Astronomers Find New Planet That Could Support Life - Spokane, North Idaho News & Weather KHQ.com

Astronomers Find New Planet That Could Support Life

USATODAY.COM - Astronomers unveiled a new candidate Wednesday in their search for an Earth-like planet outside our solar system in a "habitable" zone, one just right for conditions that could support life.

"This is the most Goldilocks planet yet found," says team co-leader Paul Butler of the Carnegie Institution of Washington (D.C.) "Not too hot for liquid water, and not too cold."

Dubbed Gliese 581g, the planet is about 120 trillion miles away, circling a red dwarf star, according to a forthcoming report in The Astrophysical Journal. One face of the world is gravitationally locked to face its star, trapped in perpetual sunlight with the far side in perpetual darkness, says the report. Impossible to determine with present telescopes, life there would enjoy a permanent sunset (or sunrise) in a ring stretching from pole to pole, says study co-leader Steven Vogt of the University of California-Santa Cruz.

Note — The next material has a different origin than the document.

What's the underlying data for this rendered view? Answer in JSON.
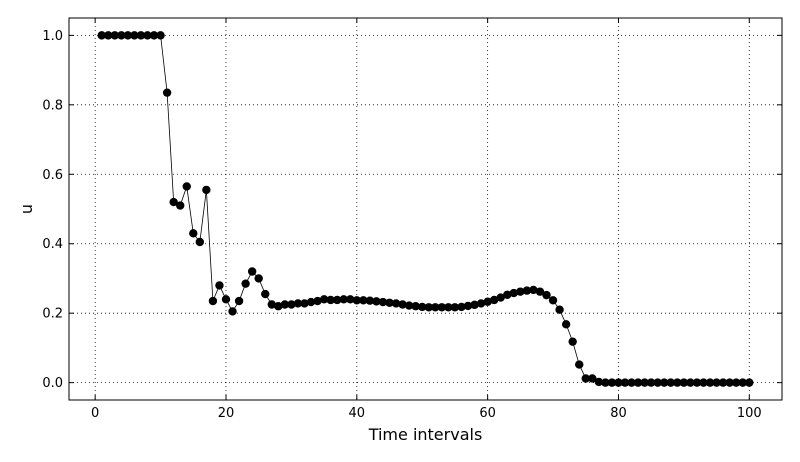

Smaller than our sun, the star Gliese 581 has five other planets beside Gliese 581g, which has a "year" of just under 37 days for each orbit of its star. All six planets were discovered through observations of the back-and-forth gravitational wobbles they induce on the star, as were most of the roughly 400 planets that have been detected orbiting nearby stars since 1995. Astronomers have reported other planets in the "habitable" zones of their stars since then, but Gliese 581g looks like the best fit yet for a place where life as we know it would thrive.

"It would be a great planet if you liked sunsets," says MIT planetary scientist Sara Seager, who was not part of the study. "What's exciting is this one turned up so close, and so soon, which means there must be many more."